The Gebre Haile garden’s success has not only been in cultivation but the garden’s four savings & loan groups which have saved over 7000 birr (USD $415) on top of the income earned from the vegetable’s sales and personal consumption.

In February 2011, the group began growing onion, Swiss chard and peppers. “Many of the older gardeners have a background in agriculture and this garden is our sole source of income,” says Tekle.

Thanks to the nearby river, irrigation is easy, and gardeners have built small irrigation canals to ease conveyance. Besides water scarcity, Adwa’s gardeners must deal with poor top soil. Due to these reasons, the city’s main industries have slowly turned from farming to trading and civil service.

“When I was young, we had a garden in every school and we had agriculture class where we learned to grow plants,” says Alem Seged.

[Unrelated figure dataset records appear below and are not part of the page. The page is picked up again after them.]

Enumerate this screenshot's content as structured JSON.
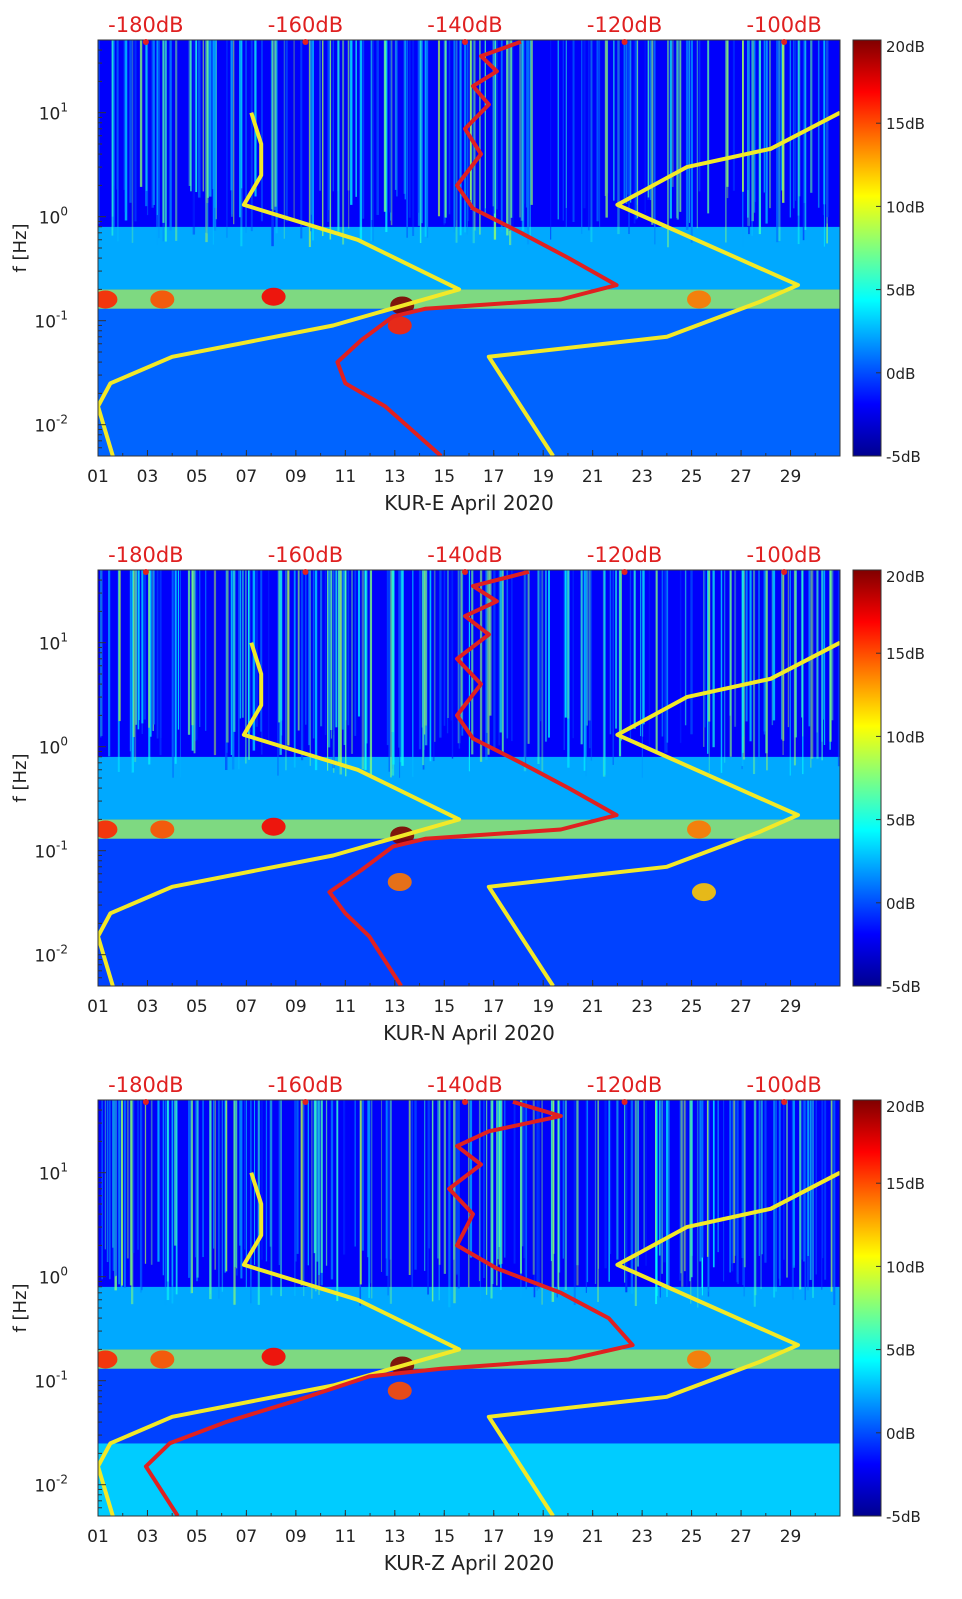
{
  "chart_data": [
    {
      "type": "heatmap",
      "title": "KUR-E April 2020",
      "xlabel": "KUR-E April 2020",
      "ylabel": "f [Hz]",
      "x_ticks": [
        "01",
        "03",
        "05",
        "07",
        "09",
        "11",
        "13",
        "15",
        "17",
        "19",
        "21",
        "23",
        "25",
        "27",
        "29"
      ],
      "y_ticks": [
        {
          "value": 0.01,
          "base": "10",
          "exp": "-2"
        },
        {
          "value": 0.1,
          "base": "10",
          "exp": "-1"
        },
        {
          "value": 1,
          "base": "10",
          "exp": "0"
        },
        {
          "value": 10,
          "base": "10",
          "exp": "1"
        }
      ],
      "top_axis_ticks": [
        "-180dB",
        "-160dB",
        "-140dB",
        "-120dB",
        "-100dB"
      ],
      "top_axis_range_db": [
        -186,
        -93
      ],
      "xlim_days": [
        1,
        31
      ],
      "ylim_hz": [
        0.005,
        50
      ],
      "colorbar": {
        "ticks": [
          "20dB",
          "15dB",
          "10dB",
          "5dB",
          "0dB",
          "-5dB"
        ],
        "range": [
          -5,
          20
        ]
      },
      "heat_bands": [
        {
          "f": [
            0.13,
            0.2
          ],
          "t": [
            1,
            31
          ],
          "level": 8
        },
        {
          "f": [
            0.2,
            0.8
          ],
          "t": [
            1,
            31
          ],
          "level": 3
        },
        {
          "f": [
            0.8,
            50
          ],
          "t": [
            1,
            31
          ],
          "level": -2
        },
        {
          "f": [
            0.005,
            0.13
          ],
          "t": [
            1,
            31
          ],
          "level": 1
        }
      ],
      "hotspots": [
        {
          "day": 1.3,
          "f": 0.16,
          "level": 16
        },
        {
          "day": 3.6,
          "f": 0.16,
          "level": 15
        },
        {
          "day": 8.1,
          "f": 0.17,
          "level": 17
        },
        {
          "day": 13.3,
          "f": 0.14,
          "level": 20
        },
        {
          "day": 13.2,
          "f": 0.09,
          "level": 16
        },
        {
          "day": 25.3,
          "f": 0.16,
          "level": 14
        }
      ],
      "series": [
        {
          "name": "low noise model (yellow, left)",
          "color": "#f2e928",
          "points": [
            [
              7.2,
              10
            ],
            [
              7.6,
              5
            ],
            [
              7.6,
              2.5
            ],
            [
              6.9,
              1.3
            ],
            [
              11.5,
              0.6
            ],
            [
              15.6,
              0.2
            ],
            [
              10.5,
              0.09
            ],
            [
              4.0,
              0.045
            ],
            [
              1.5,
              0.025
            ],
            [
              1.0,
              0.015
            ],
            [
              1.6,
              0.005
            ]
          ]
        },
        {
          "name": "high noise model (yellow, right)",
          "color": "#f2e928",
          "points": [
            [
              31.0,
              10
            ],
            [
              28.2,
              4.5
            ],
            [
              24.8,
              3.0
            ],
            [
              22.0,
              1.3
            ],
            [
              29.3,
              0.22
            ],
            [
              27.7,
              0.15
            ],
            [
              24.0,
              0.07
            ],
            [
              16.8,
              0.045
            ],
            [
              19.4,
              0.005
            ]
          ]
        },
        {
          "name": "instrument self-noise (red, dB top axis)",
          "color": "#e02020",
          "points": [
            [
              -133,
              48
            ],
            [
              -138,
              35
            ],
            [
              -136,
              25
            ],
            [
              -139,
              18
            ],
            [
              -137,
              12
            ],
            [
              -140,
              7
            ],
            [
              -138,
              4
            ],
            [
              -141,
              2
            ],
            [
              -139,
              1.2
            ],
            [
              -133,
              0.7
            ],
            [
              -127,
              0.4
            ],
            [
              -121,
              0.22
            ],
            [
              -128,
              0.16
            ],
            [
              -145,
              0.13
            ],
            [
              -149,
              0.11
            ],
            [
              -153,
              0.065
            ],
            [
              -156,
              0.04
            ],
            [
              -155,
              0.025
            ],
            [
              -150,
              0.015
            ],
            [
              -143,
              0.005
            ]
          ]
        }
      ]
    },
    {
      "type": "heatmap",
      "title": "KUR-N April 2020",
      "xlabel": "KUR-N April 2020",
      "ylabel": "f [Hz]",
      "x_ticks": [
        "01",
        "03",
        "05",
        "07",
        "09",
        "11",
        "13",
        "15",
        "17",
        "19",
        "21",
        "23",
        "25",
        "27",
        "29"
      ],
      "y_ticks": [
        {
          "value": 0.01,
          "base": "10",
          "exp": "-2"
        },
        {
          "value": 0.1,
          "base": "10",
          "exp": "-1"
        },
        {
          "value": 1,
          "base": "10",
          "exp": "0"
        },
        {
          "value": 10,
          "base": "10",
          "exp": "1"
        }
      ],
      "top_axis_ticks": [
        "-180dB",
        "-160dB",
        "-140dB",
        "-120dB",
        "-100dB"
      ],
      "top_axis_range_db": [
        -186,
        -93
      ],
      "xlim_days": [
        1,
        31
      ],
      "ylim_hz": [
        0.005,
        50
      ],
      "colorbar": {
        "ticks": [
          "20dB",
          "15dB",
          "10dB",
          "5dB",
          "0dB",
          "-5dB"
        ],
        "range": [
          -5,
          20
        ]
      },
      "heat_bands": [
        {
          "f": [
            0.13,
            0.2
          ],
          "t": [
            1,
            31
          ],
          "level": 8
        },
        {
          "f": [
            0.2,
            0.8
          ],
          "t": [
            1,
            31
          ],
          "level": 3
        },
        {
          "f": [
            0.8,
            50
          ],
          "t": [
            1,
            31
          ],
          "level": -2
        },
        {
          "f": [
            0.005,
            0.13
          ],
          "t": [
            1,
            31
          ],
          "level": 0
        }
      ],
      "hotspots": [
        {
          "day": 1.3,
          "f": 0.16,
          "level": 16
        },
        {
          "day": 3.6,
          "f": 0.16,
          "level": 15
        },
        {
          "day": 8.1,
          "f": 0.17,
          "level": 17
        },
        {
          "day": 13.3,
          "f": 0.14,
          "level": 20
        },
        {
          "day": 13.2,
          "f": 0.05,
          "level": 14
        },
        {
          "day": 25.3,
          "f": 0.16,
          "level": 14
        },
        {
          "day": 25.5,
          "f": 0.04,
          "level": 12
        }
      ],
      "series": [
        {
          "name": "low noise model (yellow, left)",
          "color": "#f2e928",
          "points": [
            [
              7.2,
              10
            ],
            [
              7.6,
              5
            ],
            [
              7.6,
              2.5
            ],
            [
              6.9,
              1.3
            ],
            [
              11.5,
              0.6
            ],
            [
              15.6,
              0.2
            ],
            [
              10.5,
              0.09
            ],
            [
              4.0,
              0.045
            ],
            [
              1.5,
              0.025
            ],
            [
              1.0,
              0.015
            ],
            [
              1.6,
              0.005
            ]
          ]
        },
        {
          "name": "high noise model (yellow, right)",
          "color": "#f2e928",
          "points": [
            [
              31.0,
              10
            ],
            [
              28.2,
              4.5
            ],
            [
              24.8,
              3.0
            ],
            [
              22.0,
              1.3
            ],
            [
              29.3,
              0.22
            ],
            [
              27.7,
              0.15
            ],
            [
              24.0,
              0.07
            ],
            [
              16.8,
              0.045
            ],
            [
              19.4,
              0.005
            ]
          ]
        },
        {
          "name": "instrument self-noise (red, dB top axis)",
          "color": "#e02020",
          "points": [
            [
              -132,
              48
            ],
            [
              -139,
              35
            ],
            [
              -136,
              25
            ],
            [
              -140,
              18
            ],
            [
              -137,
              12
            ],
            [
              -141,
              7
            ],
            [
              -138,
              4
            ],
            [
              -141,
              2
            ],
            [
              -139,
              1.2
            ],
            [
              -133,
              0.7
            ],
            [
              -127,
              0.4
            ],
            [
              -121,
              0.22
            ],
            [
              -128,
              0.16
            ],
            [
              -145,
              0.13
            ],
            [
              -149,
              0.11
            ],
            [
              -153,
              0.065
            ],
            [
              -157,
              0.04
            ],
            [
              -155,
              0.025
            ],
            [
              -152,
              0.015
            ],
            [
              -148,
              0.005
            ]
          ]
        }
      ]
    },
    {
      "type": "heatmap",
      "title": "KUR-Z April 2020",
      "xlabel": "KUR-Z April 2020",
      "ylabel": "f [Hz]",
      "x_ticks": [
        "01",
        "03",
        "05",
        "07",
        "09",
        "11",
        "13",
        "15",
        "17",
        "19",
        "21",
        "23",
        "25",
        "27",
        "29"
      ],
      "y_ticks": [
        {
          "value": 0.01,
          "base": "10",
          "exp": "-2"
        },
        {
          "value": 0.1,
          "base": "10",
          "exp": "-1"
        },
        {
          "value": 1,
          "base": "10",
          "exp": "0"
        },
        {
          "value": 10,
          "base": "10",
          "exp": "1"
        }
      ],
      "top_axis_ticks": [
        "-180dB",
        "-160dB",
        "-140dB",
        "-120dB",
        "-100dB"
      ],
      "top_axis_range_db": [
        -186,
        -93
      ],
      "xlim_days": [
        1,
        31
      ],
      "ylim_hz": [
        0.005,
        50
      ],
      "colorbar": {
        "ticks": [
          "20dB",
          "15dB",
          "10dB",
          "5dB",
          "0dB",
          "-5dB"
        ],
        "range": [
          -5,
          20
        ]
      },
      "heat_bands": [
        {
          "f": [
            0.13,
            0.2
          ],
          "t": [
            1,
            31
          ],
          "level": 8
        },
        {
          "f": [
            0.2,
            0.8
          ],
          "t": [
            1,
            31
          ],
          "level": 3
        },
        {
          "f": [
            0.8,
            50
          ],
          "t": [
            1,
            31
          ],
          "level": -2
        },
        {
          "f": [
            0.005,
            0.025
          ],
          "t": [
            1,
            31
          ],
          "level": 4
        },
        {
          "f": [
            0.025,
            0.13
          ],
          "t": [
            1,
            31
          ],
          "level": 0
        }
      ],
      "hotspots": [
        {
          "day": 1.3,
          "f": 0.16,
          "level": 16
        },
        {
          "day": 3.6,
          "f": 0.16,
          "level": 15
        },
        {
          "day": 8.1,
          "f": 0.17,
          "level": 17
        },
        {
          "day": 13.3,
          "f": 0.14,
          "level": 20
        },
        {
          "day": 13.2,
          "f": 0.08,
          "level": 15
        },
        {
          "day": 25.3,
          "f": 0.16,
          "level": 14
        }
      ],
      "series": [
        {
          "name": "low noise model (yellow, left)",
          "color": "#f2e928",
          "points": [
            [
              7.2,
              10
            ],
            [
              7.6,
              5
            ],
            [
              7.6,
              2.5
            ],
            [
              6.9,
              1.3
            ],
            [
              11.5,
              0.6
            ],
            [
              15.6,
              0.2
            ],
            [
              10.5,
              0.09
            ],
            [
              4.0,
              0.045
            ],
            [
              1.5,
              0.025
            ],
            [
              1.0,
              0.015
            ],
            [
              1.6,
              0.005
            ]
          ]
        },
        {
          "name": "high noise model (yellow, right)",
          "color": "#f2e928",
          "points": [
            [
              31.0,
              10
            ],
            [
              28.2,
              4.5
            ],
            [
              24.8,
              3.0
            ],
            [
              22.0,
              1.3
            ],
            [
              29.3,
              0.22
            ],
            [
              27.7,
              0.15
            ],
            [
              24.0,
              0.07
            ],
            [
              16.8,
              0.045
            ],
            [
              19.4,
              0.005
            ]
          ]
        },
        {
          "name": "instrument self-noise (red, dB top axis)",
          "color": "#e02020",
          "points": [
            [
              -134,
              48
            ],
            [
              -128,
              35
            ],
            [
              -137,
              25
            ],
            [
              -141,
              18
            ],
            [
              -138,
              12
            ],
            [
              -142,
              7
            ],
            [
              -139,
              4
            ],
            [
              -141,
              2
            ],
            [
              -136,
              1.2
            ],
            [
              -128,
              0.7
            ],
            [
              -122,
              0.4
            ],
            [
              -119,
              0.22
            ],
            [
              -127,
              0.16
            ],
            [
              -143,
              0.13
            ],
            [
              -152,
              0.11
            ],
            [
              -161,
              0.065
            ],
            [
              -170,
              0.04
            ],
            [
              -177,
              0.025
            ],
            [
              -180,
              0.015
            ],
            [
              -176,
              0.005
            ]
          ]
        }
      ]
    }
  ]
}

About USAID Urban Garden Program

This article was written by Nicholas Parkinson, Communications Officer, USAID UGP.

Started in 2008 with funding from the President’s Emergency Plan for AIDS Relief (PEPFAR), USAID Urban Gardens Program (USAID UGP) is implemented by DAI and designed to improve the nutrition and income of women and orphans and vulnerable children (OVC) affected by HIV/AIDS through urban and peri-urban agriculture, which includes gardening and raising livestock.

The Gardeners participating in USAID UGP often do not have the means to purchase and consume nutritionally adequate, safe and quality foods such as vegetables. Providing nutritional support to people living with HIV/AIDS (PLWHA) is critical for making ARV’s more effective. In addition, excess production from urban gardens can provide income for PLWHA to address other needs.

Between September 2008 and September 2011, the USAID Urban Gardens Program reached 34,200 households and over 118,000 direct and indirect orphan and vulnerable children beneficiaries through micro, household, school and community gardens in Ethiopia. In addition, the program has provided agriculture-related education and training, tools and input. In Ethiopia, USAID UGP has created over 330 group and school gardens operating in 23 cities with the aim of improving both the income and nutrition of its Gardeners.